Bush's response was a firm rejection. But the president was careful to explain his reasoning in full and friendly fashion, beginning by saying that it was precisely because he did not understand "how two anchors could work" that he wanted to persuade Gorbachev that German membership in NATO alone was a better idea.

"When people read the record of the conversations of the Washington summit in the future, they will see that they were quite different than previous talks between Soviet and American leaders," said one senior administration official yesterday on the basis of detailed briefings on the White House conversations.

"These two men now know that in a long-term relationship they can make their countries cooperative partners instead of hostile enemies, if they can manage German unification and agree on what the future of Europe should be," the official added. "By the time George Bush leaves the White House, he could be dealing with the Soviet president as he would {with} a friendly West European nation."
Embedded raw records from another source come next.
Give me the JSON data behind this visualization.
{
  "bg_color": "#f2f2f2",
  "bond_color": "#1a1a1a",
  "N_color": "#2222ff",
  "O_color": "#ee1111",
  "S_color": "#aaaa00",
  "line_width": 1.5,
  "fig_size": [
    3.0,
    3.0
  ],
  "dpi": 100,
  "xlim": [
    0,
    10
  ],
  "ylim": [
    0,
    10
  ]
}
Bush and Gorbachev reached no agreement on Germany in their two days of White House talks. Yesterday, during more relaxed meetings at Camp David, German unification was again discussed, but Bush on his return to Washington last night merely said the two leaders had exchanged views on the subject. Their earlier conversations had established this as the most important question and area of differences on their agenda.

Bush reportedly was not discouraged over the impasse on the German issue, which U.S. officials said would continue to dominate superpower relations for months to come as Bush attempts to persuade Gorbachev that U.S.-Soviet cooperation is both possible and vital in managing security issues arising out of unification.

But U.S. officials emerged from the White House talks without a clear sense of the priority that Gorbachev really places on the German issue as he confronts deepening economic problems and growing political challenges at home.

The Soviet president was noticeably distracted during the conversations and not as well prepared for them as he was for his meeting with Bush in Malta or in his summits with former president Ronald Reagan, according to one summit participant.

"He was still as confident and dynamic as ever," this source said, "but he did not display the grasp of detail and of the general subjects that we have come to expect. And there seemed to be a large gap between the political level and the advisers in the Soviet delegation."

The political level -- essentially Gorbachev and Foreign Minister Eduard Shevardnadze -- repeatedly voiced flexibility and eagerness to push ahead in the Vienna talks on Conventional Forces in Europe (CFE). They surprised the Americans, for example, by accepting with little discussion a U.S. proposal to condition the holding of the 35-nation pan-European summit Gorbachev has proposed on a successful conclusion of the CFE talks in Viennna.

But the Soviet Foreign and Defense Ministry officials on the delegation emphasized problems rather than possibilities when they spoke to their American counterparts. At one meeting of the delegations, Gorbachev appeared to react with surprise when a Soviet official outlined Moscow's toughened, negative stance on the U.S. "Open Skies" proposal that both military blocs conduct mutual aerial reconnaissance.

In the 2 1/2 hours of White House discussions devoted to Germany and European security issues, Gorbachev did not advance beyond his proposal for German membership in both alliances, repeating his reference to two anchors several times and asking Bush to understand the difficult political problems that unification poses for the Soviet people.

He did not raise the idea that Moscow might accept a unified Germany joining the political arm of the North Atlantic Treaty Organization as long as the Germans stayed out of the alliance's integrated military command -- "the French model" of NATO membership that Gorbachev referred to in a Moscow press conference on May 25. Nor did he seek assurances that special limitations would apply to the size of a united Germany's armed forces.

The U.S. delegation had been prepared to reject both ideas but saw no point in raising them when Gorbachev did not. U.S. officials were also struck that Gorbachev did not repeat in the White House talks the irritable, defiant warnings against any Western attempts to "dictate" to the Soviet Union that he made in a press conference in Ottawa on Wednesday, just before he flew to Washington.

The friendly, at times joking manner Gorbachev and Shevardnadze adopted in their private Washington talks contrasted sharply with the Ottawa performance. At the end of Friday's formal signing of U.S.-Soviet agreements, Shevardnadze walked past a group of U.S. officials and told them to read again the text of a minor accord on maritime activities.

"Now that it is signed," the Soviet diplomat said, "you should know that it cuts both our navies by 50 percent." The American group joined his hearty laughter a moment later.